Prague - Minister for Human Rights and Minorities Džamila Stehlíková visited Litvínov, a north Bohemian town that recently witnessed two riots of right-wing radicals protesting against the local Romani community.
At the meeting with councillors and representatives of Janov inhabitants, Minister Stehlíková promised help in the near future. She said she would propose the cabinet to include Janov in the list of excluded localities that are entitled to get additional fundings for crime prevention and social street workers.
"I apologized to the local people because two years ago I promised Janov would be the number one on the list of the excluded localities that are helped by the Agency for social inclusion of Romany. I see it has not happened and I admit it is a mistake," said Stehlíková to journalists. "I want to correct that," she added.
Tense atmosphere
The atmosphere in Janov is undeniably tense. The locals have been long complaining about the Roma community. Their voices of concern being unheard, they joined the ranks of the extremists on the ominous day of November 17.

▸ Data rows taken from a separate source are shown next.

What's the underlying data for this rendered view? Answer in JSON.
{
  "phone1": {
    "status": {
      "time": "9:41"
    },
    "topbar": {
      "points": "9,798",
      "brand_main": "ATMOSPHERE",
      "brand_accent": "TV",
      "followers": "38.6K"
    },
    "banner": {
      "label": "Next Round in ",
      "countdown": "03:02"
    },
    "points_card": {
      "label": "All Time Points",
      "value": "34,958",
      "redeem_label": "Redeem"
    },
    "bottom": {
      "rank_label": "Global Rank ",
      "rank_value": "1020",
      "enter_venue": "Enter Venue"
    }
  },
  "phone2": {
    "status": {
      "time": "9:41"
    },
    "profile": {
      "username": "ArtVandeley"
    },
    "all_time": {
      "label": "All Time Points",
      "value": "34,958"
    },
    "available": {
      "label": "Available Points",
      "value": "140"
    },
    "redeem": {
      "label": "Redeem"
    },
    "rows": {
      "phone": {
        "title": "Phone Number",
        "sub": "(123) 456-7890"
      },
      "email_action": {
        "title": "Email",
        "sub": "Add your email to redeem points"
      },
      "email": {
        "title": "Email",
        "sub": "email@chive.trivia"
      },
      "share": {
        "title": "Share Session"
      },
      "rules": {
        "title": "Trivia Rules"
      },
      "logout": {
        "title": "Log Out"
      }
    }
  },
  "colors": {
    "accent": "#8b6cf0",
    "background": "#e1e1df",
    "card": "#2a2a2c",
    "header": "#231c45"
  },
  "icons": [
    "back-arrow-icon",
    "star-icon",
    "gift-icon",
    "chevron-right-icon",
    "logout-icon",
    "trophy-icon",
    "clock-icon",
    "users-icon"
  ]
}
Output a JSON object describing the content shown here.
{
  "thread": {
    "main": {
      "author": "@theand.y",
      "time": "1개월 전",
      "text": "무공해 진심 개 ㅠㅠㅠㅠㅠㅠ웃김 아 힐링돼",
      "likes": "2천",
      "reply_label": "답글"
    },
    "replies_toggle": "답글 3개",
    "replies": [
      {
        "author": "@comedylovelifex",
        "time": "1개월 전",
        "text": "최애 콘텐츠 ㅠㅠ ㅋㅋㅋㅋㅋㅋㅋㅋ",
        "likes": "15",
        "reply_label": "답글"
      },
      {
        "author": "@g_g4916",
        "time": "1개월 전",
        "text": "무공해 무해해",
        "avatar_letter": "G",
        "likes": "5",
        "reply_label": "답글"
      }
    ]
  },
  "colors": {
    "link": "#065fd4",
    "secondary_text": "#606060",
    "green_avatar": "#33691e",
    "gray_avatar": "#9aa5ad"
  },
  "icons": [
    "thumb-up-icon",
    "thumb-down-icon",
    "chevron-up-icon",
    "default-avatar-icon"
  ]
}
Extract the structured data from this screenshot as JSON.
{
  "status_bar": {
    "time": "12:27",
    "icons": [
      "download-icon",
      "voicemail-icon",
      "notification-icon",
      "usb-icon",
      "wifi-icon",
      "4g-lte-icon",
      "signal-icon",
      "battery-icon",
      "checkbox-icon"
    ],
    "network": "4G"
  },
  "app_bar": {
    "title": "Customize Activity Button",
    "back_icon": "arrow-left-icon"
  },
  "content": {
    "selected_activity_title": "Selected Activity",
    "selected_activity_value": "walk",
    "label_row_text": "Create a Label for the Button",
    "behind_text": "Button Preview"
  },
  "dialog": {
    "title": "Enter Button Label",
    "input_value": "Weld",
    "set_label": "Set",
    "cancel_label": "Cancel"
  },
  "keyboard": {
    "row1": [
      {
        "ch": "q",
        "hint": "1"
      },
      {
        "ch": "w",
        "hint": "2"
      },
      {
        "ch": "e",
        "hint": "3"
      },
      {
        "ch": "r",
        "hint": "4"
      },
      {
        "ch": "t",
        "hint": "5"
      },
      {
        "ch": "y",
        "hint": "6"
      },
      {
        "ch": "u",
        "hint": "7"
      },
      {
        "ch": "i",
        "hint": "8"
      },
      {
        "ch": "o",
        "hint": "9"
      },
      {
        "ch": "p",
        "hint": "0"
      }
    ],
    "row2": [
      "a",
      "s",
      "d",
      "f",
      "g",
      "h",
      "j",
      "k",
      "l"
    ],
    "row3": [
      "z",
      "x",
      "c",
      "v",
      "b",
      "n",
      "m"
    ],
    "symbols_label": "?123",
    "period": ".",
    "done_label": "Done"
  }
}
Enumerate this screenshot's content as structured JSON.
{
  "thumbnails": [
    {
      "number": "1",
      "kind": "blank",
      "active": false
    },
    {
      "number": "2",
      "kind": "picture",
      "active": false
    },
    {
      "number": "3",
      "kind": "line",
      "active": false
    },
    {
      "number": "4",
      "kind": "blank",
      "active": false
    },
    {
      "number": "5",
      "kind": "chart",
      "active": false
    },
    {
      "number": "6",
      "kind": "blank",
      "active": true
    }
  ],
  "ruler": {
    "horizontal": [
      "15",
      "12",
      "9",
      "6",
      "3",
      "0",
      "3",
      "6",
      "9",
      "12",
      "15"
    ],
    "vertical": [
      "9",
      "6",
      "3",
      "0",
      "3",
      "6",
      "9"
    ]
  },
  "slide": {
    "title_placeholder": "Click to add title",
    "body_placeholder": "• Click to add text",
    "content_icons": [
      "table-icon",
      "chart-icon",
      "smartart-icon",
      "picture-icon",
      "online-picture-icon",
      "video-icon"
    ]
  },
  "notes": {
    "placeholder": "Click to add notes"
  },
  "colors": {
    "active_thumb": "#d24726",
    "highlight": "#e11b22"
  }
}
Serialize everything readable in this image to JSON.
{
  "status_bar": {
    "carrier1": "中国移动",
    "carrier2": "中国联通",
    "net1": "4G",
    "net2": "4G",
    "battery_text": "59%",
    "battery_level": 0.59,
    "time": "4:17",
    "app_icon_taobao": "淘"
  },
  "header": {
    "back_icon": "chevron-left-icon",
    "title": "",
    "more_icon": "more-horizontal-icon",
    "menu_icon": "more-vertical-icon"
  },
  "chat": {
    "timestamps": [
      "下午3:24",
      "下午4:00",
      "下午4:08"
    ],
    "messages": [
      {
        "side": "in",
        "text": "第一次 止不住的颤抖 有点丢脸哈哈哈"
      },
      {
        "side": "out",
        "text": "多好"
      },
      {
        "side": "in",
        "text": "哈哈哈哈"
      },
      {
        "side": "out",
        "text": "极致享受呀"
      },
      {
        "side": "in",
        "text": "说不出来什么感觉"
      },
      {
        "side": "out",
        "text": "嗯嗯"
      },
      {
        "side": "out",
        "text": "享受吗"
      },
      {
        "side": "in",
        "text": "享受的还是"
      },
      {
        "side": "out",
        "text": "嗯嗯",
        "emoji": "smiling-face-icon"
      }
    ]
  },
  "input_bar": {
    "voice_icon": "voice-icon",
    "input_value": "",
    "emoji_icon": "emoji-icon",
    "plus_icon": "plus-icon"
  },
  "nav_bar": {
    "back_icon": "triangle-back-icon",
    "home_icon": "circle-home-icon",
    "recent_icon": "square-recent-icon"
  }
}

The recent wave of Romany moving in Janov come allegedly from eastern Slovakia.
"The people that have come to Janov in the past few years are extremely socially deprived. They have entirely different values than the Romani that came to Janov four years ago," Miroslav Brož of the People in Need foundation said for Aktuálně.cz.
They are often in big debts, added Brož, they are unemployable owing to a low qualification, frustrated, deprived and aggressive.
So what went wrong? A few years ago, the Litvínov town hall sold flats to real estates that used them for moving in people from lucrative areas, as reported in Czech broadsheet daily Mladá Fronta DNES. These were mostly Romany who were often unemployed and uncapable to pay rent.
"We used to live here quite peacefully with the first Roma people who came here a long time ago. But with the new ones, there are constantly some problems," says a former inhabitant of Janov for MF DNES.
Visit of Čunek
Litvínov municipal authorities have spoken earlier with Regional Development Minister Jiří Čunek from the Christian Democratic Party (KDU-ČSL).
Jiří Čunek is famous for eviction of 360 Roma families from their homes in south Moravian town of Vsetín to substandard housing projects. Čunek was badly critized for the eviction and his anti-Roma stance by the US State Department in its annual country report on the state of human rights.